Desde muy niño soy aficionado a la astronomía. Me encanta todo lo relacionado con el universo. Supongo que estará bastante relacionado con mi afición a la ciencia ficción.
Cuando miro al cielo estrellado, me sobrecoge la sensación de pequeñez. Observar el espacio tan increíblemente inmenso que se abre ante mis ojos, tan solo intentar imaginar las dimensiones de nuestro querido Sol, llega a dar vértigo. Pensar en los millones de galaxias con sus millones de estrellas, muchas de las cuales enormemente más grandes que el Sol. Todo ese espacio, fluyendo ordenadamente, en un baile cósmico hermoso y brutal. ¡Qué poca cosa soy en comparación con toda la Creación!

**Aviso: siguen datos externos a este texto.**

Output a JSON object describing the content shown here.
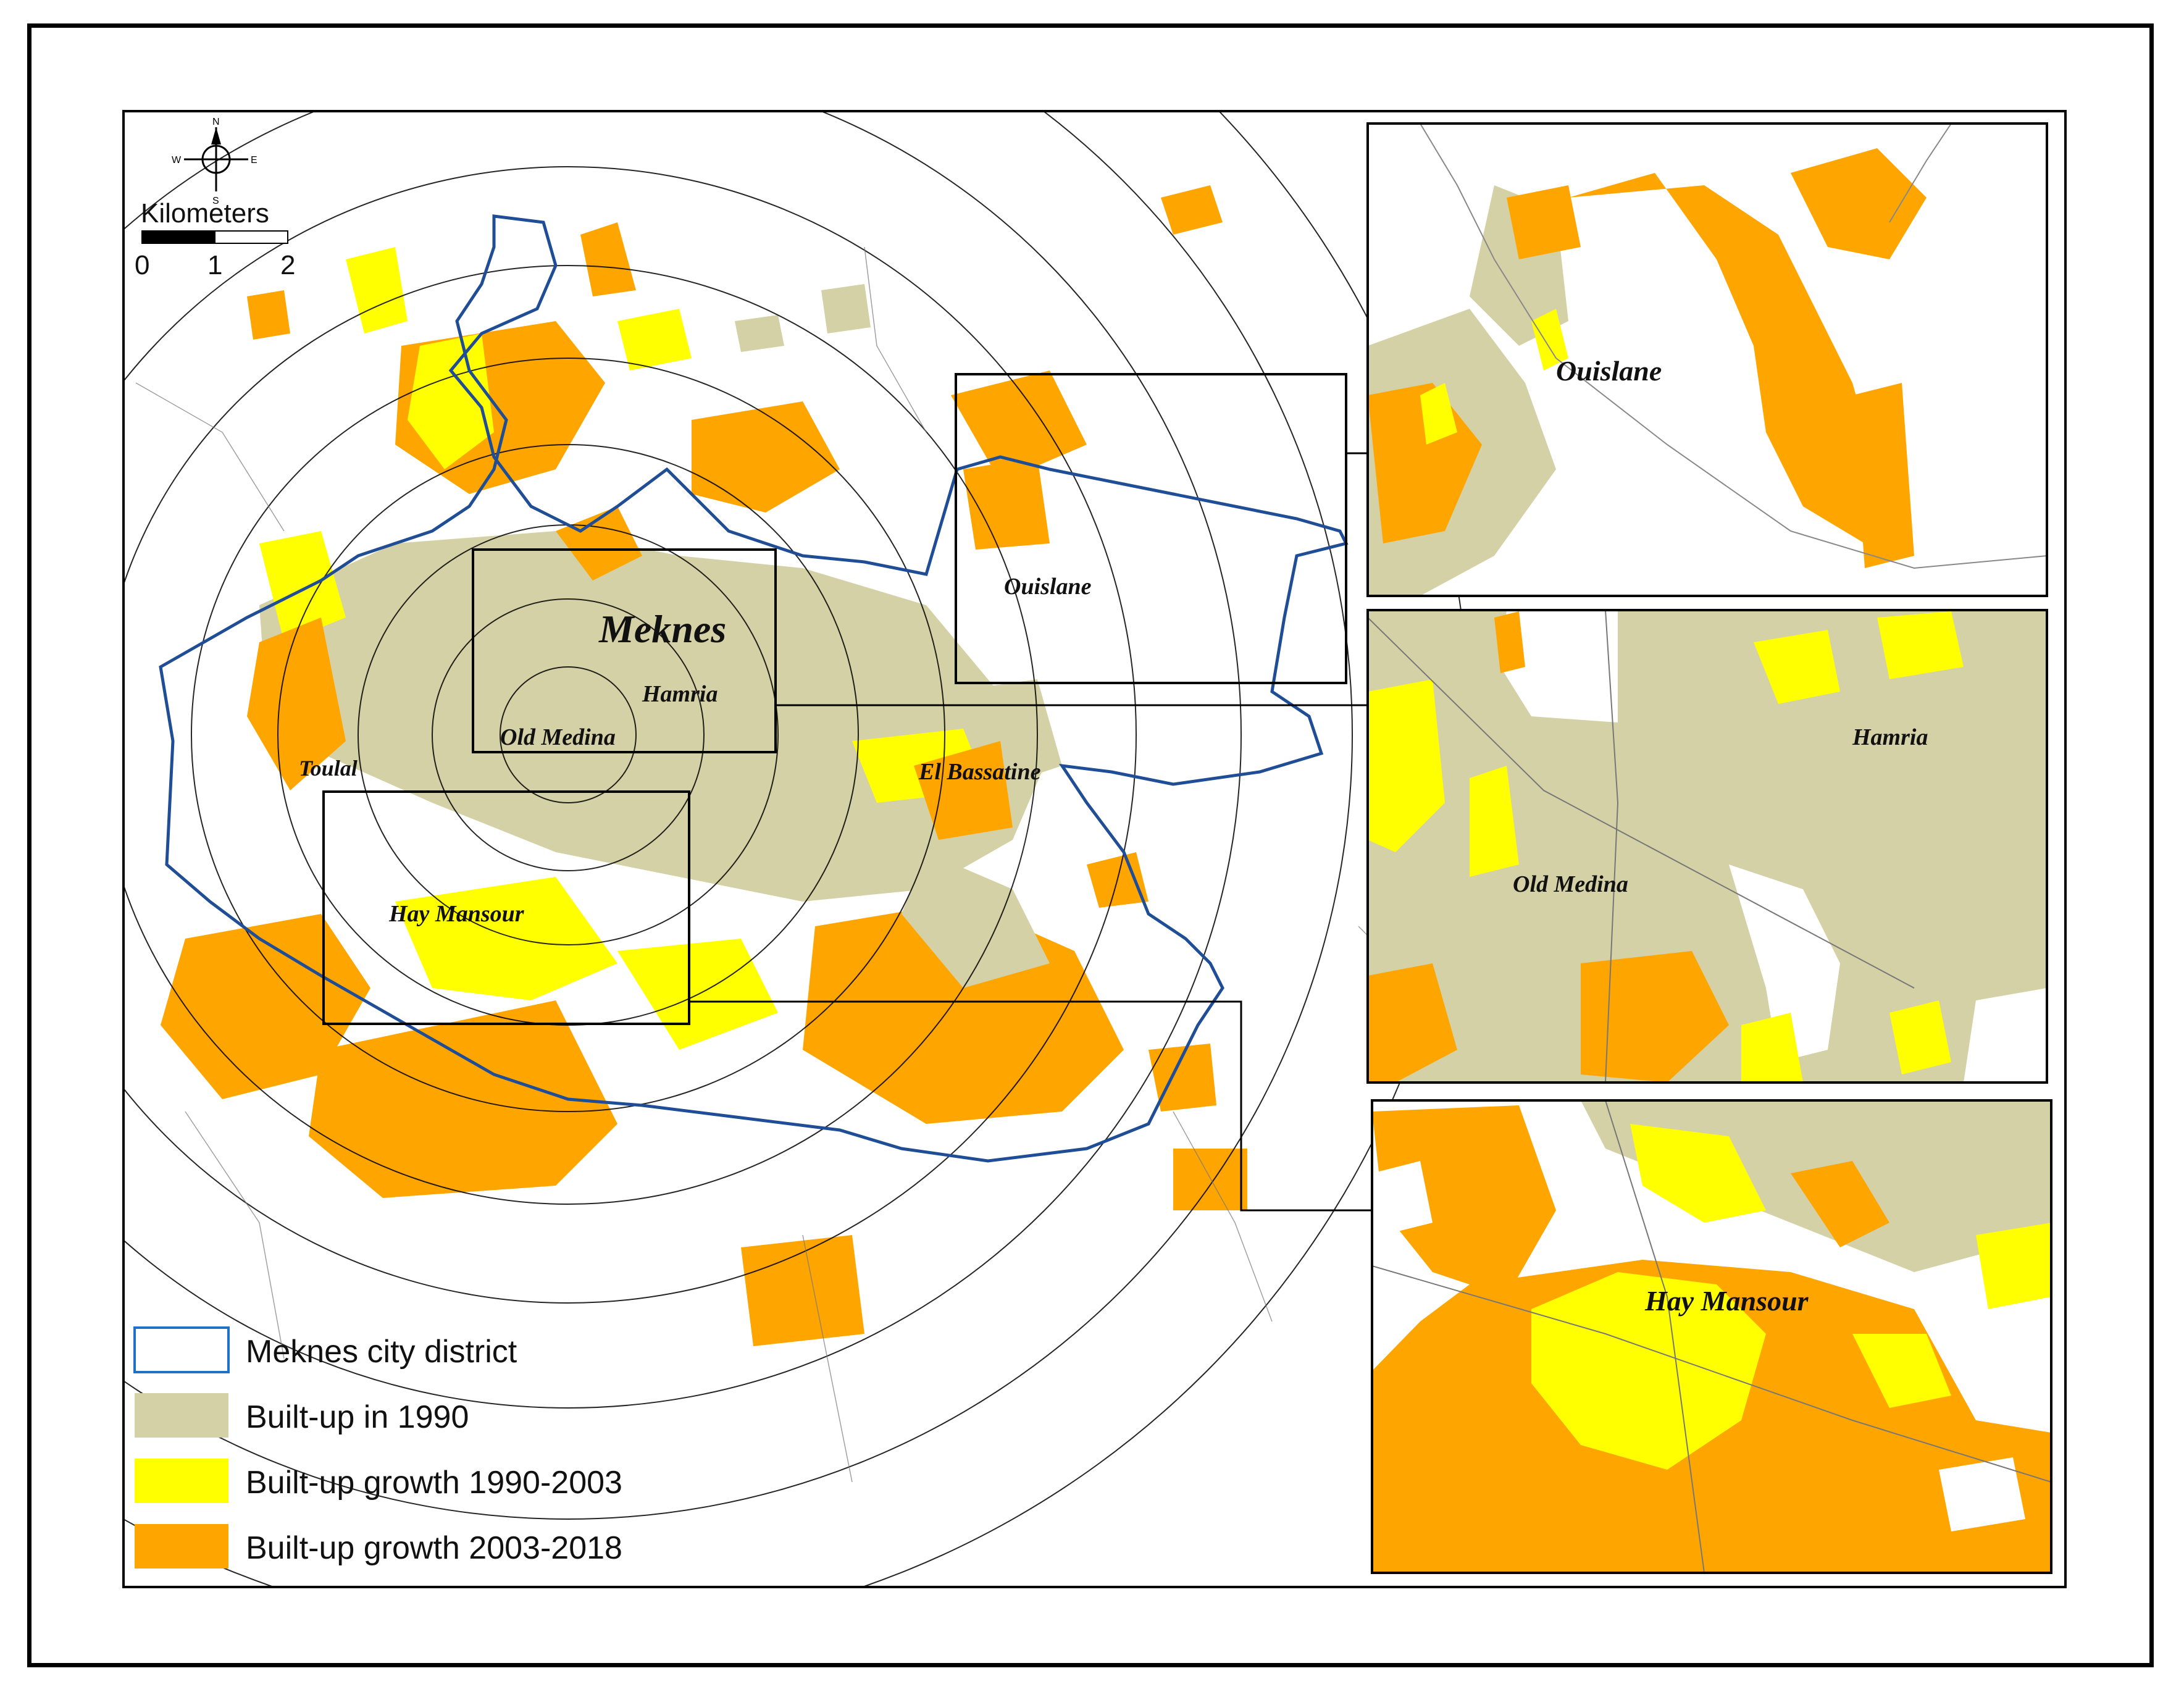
{
  "colors": {
    "built_1990": "#d4d1a6",
    "growth_1990_2003": "#ffff00",
    "growth_2003_2018": "#ffa500",
    "district_outline": "#1f4e96",
    "frame": "#000000"
  },
  "north_arrow": {
    "n": "N",
    "s": "S",
    "e": "E",
    "w": "W"
  },
  "scale_bar": {
    "title": "Kilometers",
    "labels": [
      "0",
      "1",
      "2"
    ]
  },
  "main_map": {
    "labels": {
      "meknes": "Meknes",
      "hamria": "Hamria",
      "old_medina": "Old Medina",
      "toulal": "Toulal",
      "el_bassatine": "El Bassatine",
      "hay_mansour": "Hay Mansour",
      "ouislane": "Ouislane"
    }
  },
  "insets": {
    "ouislane": {
      "label": "Ouislane"
    },
    "center": {
      "label_hamria": "Hamria",
      "label_old_medina": "Old Medina"
    },
    "hay_mansour": {
      "label": "Hay Mansour"
    }
  },
  "legend": {
    "items": [
      {
        "label": "Meknes city district",
        "icon": "outline-swatch"
      },
      {
        "label": "Built-up in 1990",
        "icon": "khaki-swatch"
      },
      {
        "label": "Built-up growth 1990-2003",
        "icon": "yellow-swatch"
      },
      {
        "label": "Built-up growth 2003-2018",
        "icon": "orange-swatch"
      }
    ]
  }
}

Y, sin embargo, cualquier ser humano es más valioso, a ojos de Dios, que todas estas maravillas. A nosotros, y solo a nosotros, nos creó a su imagen y semejanza. Hay huellas de Dios en todas las criaturas, pero únicamente el ser humano es su imagen. ¡Qué grandeza llevamos dentro, y qué poco nos fijamos en ella! Sobre todo, en la de los demás.
En el mismo instante de la concepción, en el que surge un ser humano, ya ese ser humano vale más que un millón de soles. Porque es la imagen del que creó ese millón de soles. Nada de lo que hagamos en nuestra vida podrá nunca rebajar ese valor que tenemos a los ojos de Dios.
¿Somos pequeños? Sí, por supuesto. Y débiles. Pero también increíblemente valiosos y grandes.